Bu gibi sözleşmelerde arsa sahibinin borcu, üzerine inşaat yapılacak arsayı hukuki ayıptan ari olarak yükleniciye teslim etmek, yüklenicinin önde gelen borcu ise teslim aldığı arsa üzerine fenne, sözleşmeye ve imar mevzuatına uygun bina inşa etmektir. İşte yüklenici böylesine bir yapı meydana getirmişse bir bakıma eserin bedeli olan bağımsız bölümün tescilini arsa sahibinden talebe hak kazanır.
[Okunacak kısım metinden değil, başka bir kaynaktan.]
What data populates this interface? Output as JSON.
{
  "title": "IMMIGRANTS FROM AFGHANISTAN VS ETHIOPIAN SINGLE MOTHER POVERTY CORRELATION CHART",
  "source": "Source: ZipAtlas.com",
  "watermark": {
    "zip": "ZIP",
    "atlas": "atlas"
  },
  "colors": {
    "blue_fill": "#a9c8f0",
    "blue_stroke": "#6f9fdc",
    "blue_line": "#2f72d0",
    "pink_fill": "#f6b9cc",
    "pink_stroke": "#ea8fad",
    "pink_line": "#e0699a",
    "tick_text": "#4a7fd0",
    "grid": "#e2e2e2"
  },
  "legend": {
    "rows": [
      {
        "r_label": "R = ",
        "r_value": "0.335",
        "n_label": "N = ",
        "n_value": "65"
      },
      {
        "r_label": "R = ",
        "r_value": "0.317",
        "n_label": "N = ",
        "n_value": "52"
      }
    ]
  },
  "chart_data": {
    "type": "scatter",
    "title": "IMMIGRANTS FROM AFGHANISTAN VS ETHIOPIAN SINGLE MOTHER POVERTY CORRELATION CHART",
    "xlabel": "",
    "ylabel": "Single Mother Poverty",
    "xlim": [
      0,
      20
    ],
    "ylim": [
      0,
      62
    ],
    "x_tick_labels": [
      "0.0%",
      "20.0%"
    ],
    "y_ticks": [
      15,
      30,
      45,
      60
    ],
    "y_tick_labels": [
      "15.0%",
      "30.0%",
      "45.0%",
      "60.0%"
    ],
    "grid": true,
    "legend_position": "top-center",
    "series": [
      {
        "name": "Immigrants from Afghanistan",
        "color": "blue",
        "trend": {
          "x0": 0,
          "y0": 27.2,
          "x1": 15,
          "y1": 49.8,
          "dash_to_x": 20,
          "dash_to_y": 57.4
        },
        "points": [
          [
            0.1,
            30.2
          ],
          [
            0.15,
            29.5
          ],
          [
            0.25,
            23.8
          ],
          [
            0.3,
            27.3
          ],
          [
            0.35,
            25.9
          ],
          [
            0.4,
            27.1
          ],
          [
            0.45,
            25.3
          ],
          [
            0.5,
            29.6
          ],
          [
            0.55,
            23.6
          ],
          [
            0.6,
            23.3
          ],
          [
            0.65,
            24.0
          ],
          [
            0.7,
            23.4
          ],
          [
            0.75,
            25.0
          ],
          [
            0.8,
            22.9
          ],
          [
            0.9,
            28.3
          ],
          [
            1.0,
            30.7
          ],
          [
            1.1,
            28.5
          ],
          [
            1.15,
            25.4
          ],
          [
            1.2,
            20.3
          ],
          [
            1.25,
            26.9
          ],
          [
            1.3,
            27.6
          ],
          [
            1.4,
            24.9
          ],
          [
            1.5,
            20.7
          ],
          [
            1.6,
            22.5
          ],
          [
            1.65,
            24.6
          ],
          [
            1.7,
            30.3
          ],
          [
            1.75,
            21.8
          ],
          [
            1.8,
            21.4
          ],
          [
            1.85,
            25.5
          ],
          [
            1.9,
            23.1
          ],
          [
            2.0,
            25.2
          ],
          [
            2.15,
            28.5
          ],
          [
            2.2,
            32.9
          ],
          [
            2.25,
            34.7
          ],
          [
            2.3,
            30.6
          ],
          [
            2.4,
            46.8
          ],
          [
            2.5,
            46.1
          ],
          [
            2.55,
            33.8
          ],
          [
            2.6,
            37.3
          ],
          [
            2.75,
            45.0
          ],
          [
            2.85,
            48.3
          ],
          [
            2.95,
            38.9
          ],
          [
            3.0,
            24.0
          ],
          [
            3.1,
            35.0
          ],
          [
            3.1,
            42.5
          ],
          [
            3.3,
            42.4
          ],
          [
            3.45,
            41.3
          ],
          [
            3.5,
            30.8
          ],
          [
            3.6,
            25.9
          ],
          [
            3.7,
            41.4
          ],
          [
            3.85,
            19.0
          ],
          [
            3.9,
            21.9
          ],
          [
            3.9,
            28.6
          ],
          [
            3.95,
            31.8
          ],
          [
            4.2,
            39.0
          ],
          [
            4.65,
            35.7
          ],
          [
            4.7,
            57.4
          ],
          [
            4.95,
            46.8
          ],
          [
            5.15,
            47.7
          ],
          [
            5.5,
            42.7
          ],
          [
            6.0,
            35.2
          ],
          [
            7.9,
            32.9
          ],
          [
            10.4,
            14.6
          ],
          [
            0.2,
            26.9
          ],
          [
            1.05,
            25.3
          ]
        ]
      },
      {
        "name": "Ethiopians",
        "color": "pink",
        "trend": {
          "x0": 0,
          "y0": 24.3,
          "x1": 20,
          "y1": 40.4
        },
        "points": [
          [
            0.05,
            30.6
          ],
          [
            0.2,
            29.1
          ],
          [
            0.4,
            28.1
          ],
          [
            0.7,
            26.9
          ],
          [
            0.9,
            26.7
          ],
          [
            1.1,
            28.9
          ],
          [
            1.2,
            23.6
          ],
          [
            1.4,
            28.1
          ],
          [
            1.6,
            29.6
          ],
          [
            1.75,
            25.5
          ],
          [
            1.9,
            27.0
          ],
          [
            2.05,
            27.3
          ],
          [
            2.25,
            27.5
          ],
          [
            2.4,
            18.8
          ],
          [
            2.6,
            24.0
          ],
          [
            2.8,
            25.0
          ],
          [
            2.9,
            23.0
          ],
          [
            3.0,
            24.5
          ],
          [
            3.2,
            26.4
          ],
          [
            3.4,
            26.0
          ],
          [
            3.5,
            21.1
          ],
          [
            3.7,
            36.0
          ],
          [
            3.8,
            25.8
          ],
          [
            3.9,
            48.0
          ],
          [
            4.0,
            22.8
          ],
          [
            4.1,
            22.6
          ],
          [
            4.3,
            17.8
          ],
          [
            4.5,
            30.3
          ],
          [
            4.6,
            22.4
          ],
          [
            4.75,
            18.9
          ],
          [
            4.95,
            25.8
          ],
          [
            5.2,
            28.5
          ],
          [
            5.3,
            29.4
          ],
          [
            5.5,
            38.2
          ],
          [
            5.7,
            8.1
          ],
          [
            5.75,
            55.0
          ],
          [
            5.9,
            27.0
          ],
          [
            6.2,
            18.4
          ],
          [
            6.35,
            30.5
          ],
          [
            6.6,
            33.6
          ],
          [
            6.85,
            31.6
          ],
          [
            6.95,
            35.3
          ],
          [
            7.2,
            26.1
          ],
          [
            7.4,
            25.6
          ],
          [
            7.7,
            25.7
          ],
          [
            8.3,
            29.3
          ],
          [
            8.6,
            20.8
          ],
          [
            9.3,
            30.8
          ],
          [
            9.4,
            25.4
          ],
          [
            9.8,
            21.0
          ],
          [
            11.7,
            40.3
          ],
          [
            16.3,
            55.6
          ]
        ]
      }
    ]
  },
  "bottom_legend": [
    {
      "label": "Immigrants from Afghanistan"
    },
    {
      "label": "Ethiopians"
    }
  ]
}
Davacının dava dışı yükleniciyle aralarında yaptığı 28.09.2000 tarihli sözleşme ise yüklenicinin yaptığı temlik işlemidir. Gerçekten, BK’nun 162 vd maddeleri uyarınca yüklenici iş sahibi davalıdan kazanacağı hakkını üçüncü bir kişiye yazılı biçimde yapılmak koşuluyla temlik edebilir.
Bir tanımlama yapmak gerekirse, alacağın temliki, alacaklı ile onu devralan üçüncü kişi arasında borçlunun rızasına ihtiyaç göstermeden yapılabilen ve sadece kazandırıcı bir tasarruf işlemi niteliği taşıyan biçime bağlı bir akittir. Ne var ki, yapıldığı sırada temlik işlemine vakıf olmayan borçlu (davalı arsa sahipleri) yeni alacaklının ifa talebi üzerine önceki alacaklıya karşı ne gibi itiraz ve defi hakkına sahipse bunları yeni alacaklıya (davacı) da ileri sürebilir hale gelir.(BK. M.167)
Davacı, yüklenicinin yaptığı temlik işlemine dayanarak mülkiyet nakli talebinde bulunmuştur. Bu gibi davalarda, temlik işlemi sebebiyle alacağa hak kazanıldığının ispatı, sözleşmenin arsa sahibi olan tarafına, temlik işleminin yapıldığının kanıtlanması ise işlemi yapan yükleniciye karşı olacağından eser sözleşmesinin yüklenicisi olan tarafın davada taraf durumunu alması gerekir. Zira, denilebilir ki bu tür davalarda arsa sahibi ile yüklenici arasında zorunlu dava arkadaşlığı bulunmaktadır. Zorunlu dava arkadaşlığı olan durumlarda zorunlu dava arkadaşlarından birinin yokluğu halinde taraf teşkili tamamlanmadan hüküm kurulamaz.
Mahkemece bu husus gözetilmeksizin, vefat ettiği belirtilen yüklenicinin nüfus kaydı ya da veraset ilamı ile varsa mirasçılarının mirası ret kararı sağlanıp, bu husustaki deliller toplanmadan ve taraf teşkili sağlanmadan işin esası hakkında yazılı şekilde hüküm tesisi 6100 sayılı HMK’nun 27. maddesine de aykırı olduğundan, hükmün bozulması gerekmiştir.
SONUÇ: Yukarıda açıklanan nedenlerle temyiz olunan hükmün BOZULMASINA, bozma nedenine göre davalı arsa sahipleri vekilinin diğer temyiz itirazlarının şimdilik incelenmesine yer olmadığına, istek halinde peşin yatırılan temyiz harcının yatırana iadesine, 900 TL Yargıtay duruşma vekalet ücretinin davacıdan alınarak davalı arsa sahiplerine verilmesine, 05.06.2012 tarihinde oybirliği ile karar verildi.